La nuit du lapin, extrait

[...]

Mais voilà. Gaétan Dubontant ne voulait pas sortir de son bureau, malgré les fermes injonctions de la Directrice, de son épouse légèrement courroucée bien que bêtasse, de la  foule bigarrée qui avait profité longtemps des largesses mais que le petit problème commençait à gêner. La Schroumphette complice, elle,  était invisible, discrètement partie ailleurs.

Non, Gaétan ne voulait pas sortir, me rapportait-on. Car, par la fenêtre, il voyait, en tremblant, qu’étaient postés devant le porche de l’Institut deux malabars à la veste rebondie, des mafieux bon teint, à qui Dubontant avait trouvé le moyen « d’emprunter »  quelques sacs à fort intérêt sans aucun remboursement évidemment, ce qui avait irrité leur chef.

L’Institut était surveillé ; pas seulement lui.

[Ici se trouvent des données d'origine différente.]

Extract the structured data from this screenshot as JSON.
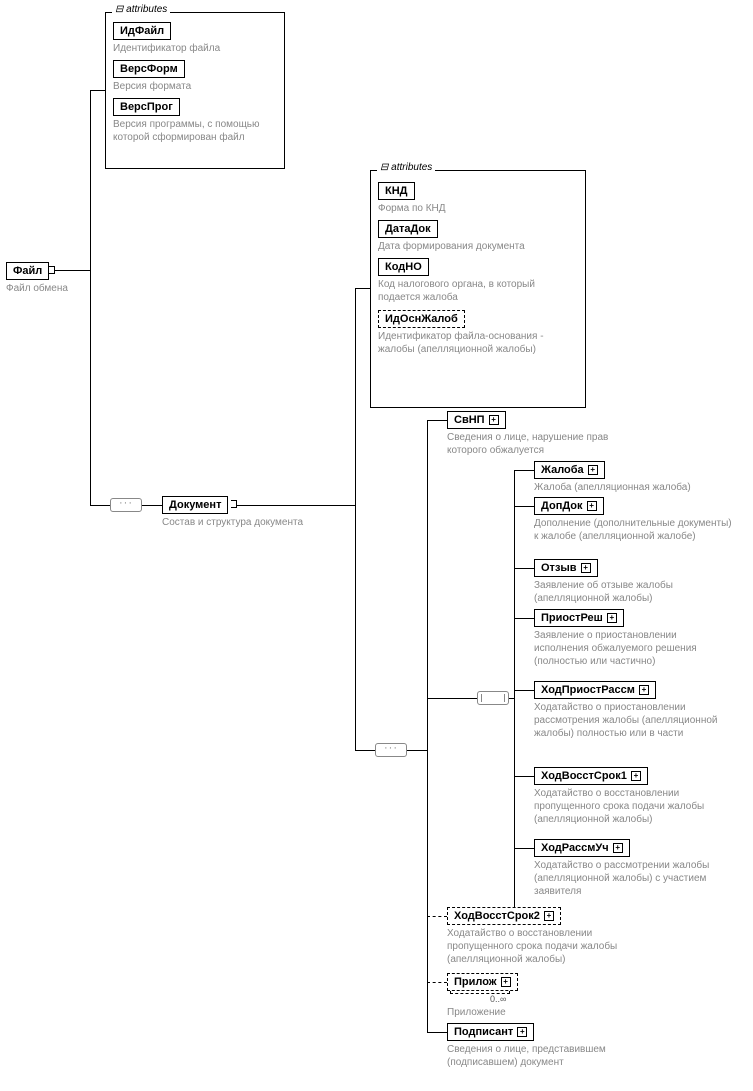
{
  "attrs_label": "attributes",
  "root": {
    "name": "Файл",
    "desc": "Файл обмена"
  },
  "root_attrs": [
    {
      "name": "ИдФайл",
      "desc": "Идентификатор файла"
    },
    {
      "name": "ВерсФорм",
      "desc": "Версия формата"
    },
    {
      "name": "ВерсПрог",
      "desc": "Версия программы, с помощью которой сформирован файл"
    }
  ],
  "doc": {
    "name": "Документ",
    "desc": "Состав и структура документа"
  },
  "doc_attrs": [
    {
      "name": "КНД",
      "desc": "Форма по КНД"
    },
    {
      "name": "ДатаДок",
      "desc": "Дата формирования документа"
    },
    {
      "name": "КодНО",
      "desc": "Код налогового органа, в который подается жалоба"
    },
    {
      "name": "ИдОснЖалоб",
      "desc": "Идентификатор файла-основания - жалобы (апелляционной жалобы)",
      "dashed": true
    }
  ],
  "svnp": {
    "name": "СвНП",
    "desc": "Сведения о лице, нарушение прав которого обжалуется"
  },
  "choice_items": [
    {
      "name": "Жалоба",
      "desc": "Жалоба (апелляционная жалоба)"
    },
    {
      "name": "ДопДок",
      "desc": "Дополнение (дополнительные документы) к жалобе (апелляционной жалобе)"
    },
    {
      "name": "Отзыв",
      "desc": "Заявление об отзыве жалобы (апелляционной жалобы)"
    },
    {
      "name": "ПриостРеш",
      "desc": "Заявление о приостановлении исполнения обжалуемого решения (полностью или частично)"
    },
    {
      "name": "ХодПриостРассм",
      "desc": "Ходатайство о приостановлении рассмотрения жалобы (апелляционной жалобы) полностью или в части"
    },
    {
      "name": "ХодВосстСрок1",
      "desc": "Ходатайство о восстановлении пропущенного срока подачи жалобы (апелляционной жалобы)"
    },
    {
      "name": "ХодРассмУч",
      "desc": "Ходатайство о рассмотрении жалобы (апелляционной жалобы) с участием заявителя"
    }
  ],
  "hod2": {
    "name": "ХодВосстСрок2",
    "desc": "Ходатайство о восстановлении пропущенного срока подачи жалобы (апелляционной жалобы)",
    "dashed": true
  },
  "priloz": {
    "name": "Прилож",
    "desc": "Приложение",
    "dashed": true,
    "occurs": "0..∞"
  },
  "podpisant": {
    "name": "Подписант",
    "desc": "Сведения о лице, представившем (подписавшем) документ"
  }
}
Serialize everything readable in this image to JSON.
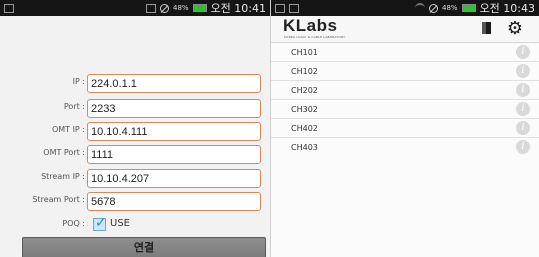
{
  "left": {
    "status": {
      "battery": "48%",
      "time": "오전 10:41"
    },
    "form": [
      {
        "key": "ip",
        "label": "IP :",
        "value": "224.0.1.1"
      },
      {
        "key": "port",
        "label": "Port :",
        "value": "2233"
      },
      {
        "key": "omt_ip",
        "label": "OMT IP :",
        "value": "10.10.4.111"
      },
      {
        "key": "omt_port",
        "label": "OMT Port :",
        "value": "1111"
      },
      {
        "key": "stream_ip",
        "label": "Stream IP :",
        "value": "10.10.4.207"
      },
      {
        "key": "stream_port",
        "label": "Stream Port :",
        "value": "5678"
      }
    ],
    "poq": {
      "label": "POQ :",
      "checkbox_label": "USE",
      "checked": true
    },
    "connect_label": "연결"
  },
  "right": {
    "status": {
      "battery": "48%",
      "time": "오전 10:43"
    },
    "app": {
      "title": "KLabs",
      "subtitle": "KOREA LOGIC & CABLE LABORATORY"
    },
    "channels": [
      "CH101",
      "CH102",
      "CH202",
      "CH302",
      "CH402",
      "CH403"
    ]
  },
  "colors": {
    "input_border": "#d98a5a",
    "checkbox": "#1a8fd8",
    "battery": "#2fbf2f"
  }
}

L’embarquement à l’aéroport était tout aussi impossible. Il était  chimérique de penser  rejoindre un vol matutinal pour s’échapper en douce. Car dans le hall  épiait, furax, Alejandro Arkanovic, le chef du gang yougoslave créancier qui, moyennant quelques meurtres  terrifiants abrités dans les  zones  brunes de la dictature, prospérait à Santiago.

A lui, on ne laissait pas de dettes. Il pouvait fort bien étendre, raide, Gaétan à l’entrée de l’aéroport, d’une rafale d’automatique,  ou lui trancher la gorge d’un geste altier et sûr, zip, en un clin d’œil, grâce à son navajo de poche. Ah mais.

Quelle nuit, quelle nuit.

La France, grande, belle et généreuse ! Patrie des Droits de l’Homme ! Nombril du Monde !  Conscience de l’Universel ! Elle était dans la sauce moutarde ratée, la France, avec Gaétan et Arkanovic…

 

Un clébard traînait par là et m’avait informé de  la rumeur ; vers trois heures du matin, les choses se précisèrent au palais présidentiel de la Moneda. Formalistes à leur manière, la Gendarmerie, l’Aviation et la Marine, les trois composantes de la Junte avec l’Armée de terre de Pinochet, ne voulaient pas de nouveau putsch. Il y avait eu vote. Point final. Ils se retiraient.

Fort marri, le Pinoch’ céda.

Des petits bouts de conscience accédèrent à l’inimaginable : ouvrir le dialogue avec la concertation pour le NON. Où ? Pas d’autre alternative que chez les Français…Un émissaire discret de la Moneda tâta ce mou terrain. Il fut fort étonné de ne pas avoir de réponse immédiate.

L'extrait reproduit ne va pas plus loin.